Garfield County to lead planning for work on Cattle Creek intersection
GLENWOOD SPRINGS – Garfield County will take the lead in efforts to improve the busy intersection at State Highway 82 and Cattle Creek Road between Glenwood Springs and Carbondale, even though a major developer in the area has agreed to pay for the work.
Last December, the Garfield Board of County Commissioners approved plans by Carbondale Investments LCC for the 366-unit River Edge residential development.
The project is to be built on 160 acres on the west side of Highway 82, with a main access off of the highway across from the Cattle Creek intersection.
During the review process, the developer offered to fund and construct improvements on both sides of the highway.
Commissioners agreed to draft a formal memorandum of understanding with Carbondale Investments detailing which entity would be responsible for what, and to outline a time frame for the work.
Colorado Department of Transportation officials have indicated that it will not award an access permit for River Edge unless the much-needed improvements to the east side of the intersection are done at the same time.
The intersection includes two county roads, 110 and 113 (Cattle Creek), a frontage road serving businesses on both sides of the intersection, and several private driveways. It has been identified as a top priority by the county for safety improvements for more than a decade, Commissioner John Martin said during a meeting with the River Edge developers at Monday’s regular meeting.
“I’ve been working since 1997 to get this intersection taken care of, and it hasn’t happened yet,” Martin said.

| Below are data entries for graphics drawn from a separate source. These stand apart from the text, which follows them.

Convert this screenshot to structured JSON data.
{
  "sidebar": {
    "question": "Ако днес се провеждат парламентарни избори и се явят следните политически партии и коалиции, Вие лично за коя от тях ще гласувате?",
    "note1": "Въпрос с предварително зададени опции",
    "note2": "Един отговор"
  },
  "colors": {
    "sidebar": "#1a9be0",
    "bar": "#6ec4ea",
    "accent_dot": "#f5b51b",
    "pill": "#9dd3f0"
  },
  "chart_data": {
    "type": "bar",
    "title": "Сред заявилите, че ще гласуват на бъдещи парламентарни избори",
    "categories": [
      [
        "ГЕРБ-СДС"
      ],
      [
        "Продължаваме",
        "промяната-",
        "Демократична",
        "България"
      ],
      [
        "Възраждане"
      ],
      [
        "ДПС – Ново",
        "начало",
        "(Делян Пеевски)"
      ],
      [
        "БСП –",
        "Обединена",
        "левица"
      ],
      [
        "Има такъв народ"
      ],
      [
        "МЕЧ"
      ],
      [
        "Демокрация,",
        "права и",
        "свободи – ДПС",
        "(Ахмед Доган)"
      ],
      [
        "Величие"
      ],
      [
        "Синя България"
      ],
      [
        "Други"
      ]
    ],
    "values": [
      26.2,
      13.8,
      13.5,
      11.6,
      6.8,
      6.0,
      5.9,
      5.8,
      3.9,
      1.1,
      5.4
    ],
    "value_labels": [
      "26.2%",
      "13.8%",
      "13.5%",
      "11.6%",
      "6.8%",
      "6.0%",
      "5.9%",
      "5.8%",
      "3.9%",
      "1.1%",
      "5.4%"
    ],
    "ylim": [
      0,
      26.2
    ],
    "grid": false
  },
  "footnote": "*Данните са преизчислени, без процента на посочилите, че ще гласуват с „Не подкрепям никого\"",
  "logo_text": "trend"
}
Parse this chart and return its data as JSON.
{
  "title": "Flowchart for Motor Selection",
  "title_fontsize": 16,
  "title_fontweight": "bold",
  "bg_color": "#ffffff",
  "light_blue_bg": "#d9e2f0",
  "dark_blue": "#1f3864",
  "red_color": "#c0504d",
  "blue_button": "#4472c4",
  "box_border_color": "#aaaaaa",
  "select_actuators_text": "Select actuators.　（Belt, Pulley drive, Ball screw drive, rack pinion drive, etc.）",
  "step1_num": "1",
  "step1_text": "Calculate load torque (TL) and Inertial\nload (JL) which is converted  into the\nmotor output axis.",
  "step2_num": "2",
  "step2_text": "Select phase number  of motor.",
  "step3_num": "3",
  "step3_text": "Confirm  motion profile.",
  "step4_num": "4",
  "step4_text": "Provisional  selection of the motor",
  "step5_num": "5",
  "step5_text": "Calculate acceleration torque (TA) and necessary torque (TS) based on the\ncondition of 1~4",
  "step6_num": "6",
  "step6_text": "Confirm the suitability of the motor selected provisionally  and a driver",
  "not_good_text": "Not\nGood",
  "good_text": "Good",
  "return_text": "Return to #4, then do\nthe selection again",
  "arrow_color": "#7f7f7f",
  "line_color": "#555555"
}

One issue is that the property across the highway has changed hands several times and gone through numerous development proposals before the most recent one was approved.
Martin said the county already has a lot of money and time invested in developing a conceptual plan for the improvements. It makes sense for the county to continue to take the lead, he said.
But representatives for the developer said they would prefer to take charge on the project.
One reason is CDOT’s desire that the River Edge access and the other intersection improvements take place at the same time, said Wayne Foreman, land-use attorney for property owner Rockwood Shepherd.
“We were also given a three-year window to proceed to final plat,” Foreman said. “By taking the lead, we can coordinate the timing [of the intersection improvements] with the access issues. If we can be in the driver’s seat, we’re better able to manage the timing of it.”
But the county would like to proceed even sooner than three years, Martin and the other commissioners said.
“This is the No. 1 intersection in the county as far as needing improvements,” Commissioner Tom Jankovsky said. “There is a desire on our part to move forward now.”
The county agreed to continue working closely with the developer to coordinate the timing for the dual projects, and to set up a payment or reimbursement schedule.